The Environment Agency has confirmed it will be submitting plans to flood the Cuckmere Valley in Sussex.
The meanders of the Cuckmere Valley are popular with tourists
It wants to return the man-made valley to its natural state because tidal banks are eroding.
But some local people are worried about the effect the move would have on their homes and businesses and earlier this year called for an inquiry into the plans.
The Environment Agency says the scheme will create a natural landscape rich with wildlife and likely to attract even more tourists than the valley.
The valley was created in 1846 when the Victorians diverted the Cuckmere River by draining the land so it could be used for farming.
It is an area of outstanding natural beauty, a site of special scientific interest and part of a heritage coast.

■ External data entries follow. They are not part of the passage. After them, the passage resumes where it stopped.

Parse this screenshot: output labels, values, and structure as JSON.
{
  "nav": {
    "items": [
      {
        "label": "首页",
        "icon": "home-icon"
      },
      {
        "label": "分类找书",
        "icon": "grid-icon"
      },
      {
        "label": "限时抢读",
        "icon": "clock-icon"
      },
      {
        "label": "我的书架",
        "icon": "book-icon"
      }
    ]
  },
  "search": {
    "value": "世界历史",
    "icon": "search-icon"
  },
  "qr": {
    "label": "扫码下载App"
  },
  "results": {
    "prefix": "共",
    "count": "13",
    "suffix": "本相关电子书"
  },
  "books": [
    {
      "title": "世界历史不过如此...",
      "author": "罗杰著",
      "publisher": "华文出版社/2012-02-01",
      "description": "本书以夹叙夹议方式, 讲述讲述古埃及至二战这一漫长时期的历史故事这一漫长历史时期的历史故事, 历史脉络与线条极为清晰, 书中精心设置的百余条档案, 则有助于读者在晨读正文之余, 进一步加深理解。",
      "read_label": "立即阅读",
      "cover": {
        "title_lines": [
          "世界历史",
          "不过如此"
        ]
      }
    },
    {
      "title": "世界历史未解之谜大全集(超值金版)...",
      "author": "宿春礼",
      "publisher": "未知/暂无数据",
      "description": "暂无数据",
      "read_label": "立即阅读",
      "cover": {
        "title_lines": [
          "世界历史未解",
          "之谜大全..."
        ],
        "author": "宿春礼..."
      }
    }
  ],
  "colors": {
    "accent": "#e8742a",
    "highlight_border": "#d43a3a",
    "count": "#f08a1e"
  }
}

The valley attracts hundreds of thousands of visitors each year and the river's meanders have become a characteristic symbol of the valley, and are part of the proposed South Downs National Park.
Local firms fear many of the visitors would be put off coming if footpaths disappared under water and the landscape changed to be dominated mud flats.
But the Environment Agency says the flooding scheme would ensure the future of the meanders, because it would restore the natural flow of the river.
Campaigners have called for a public inquiry into the scheme but no plans for one have been announced.
The Environment Agency now says it will be making a planning application this winter for the first phase of the scheme.